Using mschap authentication without EAP

Phil Mayers p.mayers at imperial.ac.uk
Fri Jul 21 13:18:51 CEST 2006


> dn: cn=Vito Cu,ou=utenti,dc=xxxx,dc=it
> userPassword:: e1NIQX1TQ01UU1l5cVpESHcvSXhqRUJGWHdQQnFTTXM9

This is:

userPassword: {SHA}SCMTSYyqZDHw/IxjEBFXwPBqSMs=

You MUST have plaintext passwords in your LDAP directory to do CHAP.



Fri Jul 21 11:15:51 2006 : Debug: rlm_ldap: Adding userPassword as 
User-Password, value {SHA}SCMTSYyqZDHw/IxjEBFXwPBqSMs= & op=21
Fri Jul 21 11:15:51 2006 : Debug: auth: type "LDAP"
Fri Jul 21 11:15:51 2006 : Debug:   Processing the authenticate section 
of radiusd.conf
Fri Jul 21 11:15:51 2006 : Debug: modcall: entering group LDAP for request 0
Fri Jul 21 11:15:51 2006 : Debug:   modsingle[authenticate]: calling pap 
(rlm_pap) for request 0
Fri Jul 21 11:15:51 2006 : Auth: rlm_pap: Attribute "Password" is 
required for authentication. Cannot use "CHAP-Password".

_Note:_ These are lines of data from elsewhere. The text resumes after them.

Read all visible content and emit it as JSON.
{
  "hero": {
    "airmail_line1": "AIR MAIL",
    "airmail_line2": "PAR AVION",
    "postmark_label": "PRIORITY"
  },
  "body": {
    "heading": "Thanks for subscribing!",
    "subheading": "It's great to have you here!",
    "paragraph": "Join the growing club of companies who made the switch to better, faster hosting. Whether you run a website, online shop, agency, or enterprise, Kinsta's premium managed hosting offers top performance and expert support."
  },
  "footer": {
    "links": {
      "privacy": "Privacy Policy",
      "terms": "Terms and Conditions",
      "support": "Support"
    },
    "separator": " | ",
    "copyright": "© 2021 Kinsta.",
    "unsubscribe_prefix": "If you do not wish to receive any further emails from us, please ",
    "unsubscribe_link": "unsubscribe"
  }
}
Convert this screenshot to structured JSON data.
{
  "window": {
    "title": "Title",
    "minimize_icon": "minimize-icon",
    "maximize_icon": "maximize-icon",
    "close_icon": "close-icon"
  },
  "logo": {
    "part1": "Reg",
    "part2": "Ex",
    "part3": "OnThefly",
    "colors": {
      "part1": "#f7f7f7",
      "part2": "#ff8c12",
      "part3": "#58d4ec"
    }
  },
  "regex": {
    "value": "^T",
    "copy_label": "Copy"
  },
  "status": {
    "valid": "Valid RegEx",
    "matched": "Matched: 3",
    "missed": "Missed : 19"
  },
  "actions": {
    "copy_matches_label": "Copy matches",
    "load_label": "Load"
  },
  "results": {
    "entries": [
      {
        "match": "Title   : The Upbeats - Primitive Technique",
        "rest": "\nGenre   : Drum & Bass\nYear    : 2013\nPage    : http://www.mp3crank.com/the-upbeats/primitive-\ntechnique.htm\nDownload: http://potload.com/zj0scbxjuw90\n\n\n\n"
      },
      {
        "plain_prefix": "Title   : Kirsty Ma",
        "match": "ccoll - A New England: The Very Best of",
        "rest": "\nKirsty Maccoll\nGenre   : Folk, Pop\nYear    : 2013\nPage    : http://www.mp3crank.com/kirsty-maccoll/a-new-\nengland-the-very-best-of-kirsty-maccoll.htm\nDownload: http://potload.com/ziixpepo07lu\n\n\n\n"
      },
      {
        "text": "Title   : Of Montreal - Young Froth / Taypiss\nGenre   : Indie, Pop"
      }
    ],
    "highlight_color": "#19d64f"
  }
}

Your NAS submitted a CHAP request. You cannot check CHAP requests by 
simple bind to LDAP, only PAP.

You have three choices:

  1. Store plaintext passwords in userPassword in LDAP, and use CHAP, 
configured like this:

authorize {
   preprocess
   chap
   ldap
}
authenticate {
   Auth-Type CHAP {
     chap
   }
}

  2. Store whatever you like in LDAP, configure your NAS to use PAP and 
LDAP simple binds, configured like this:

authorize {
   preprocess
   ldap
}
authenticate {
   Auth-Type LDAP {
    ldap
   }
}

  3. Store crypted passwords in userPassword, configure your NAS to use 
PAP, and do PAP at the server side. Not recommended.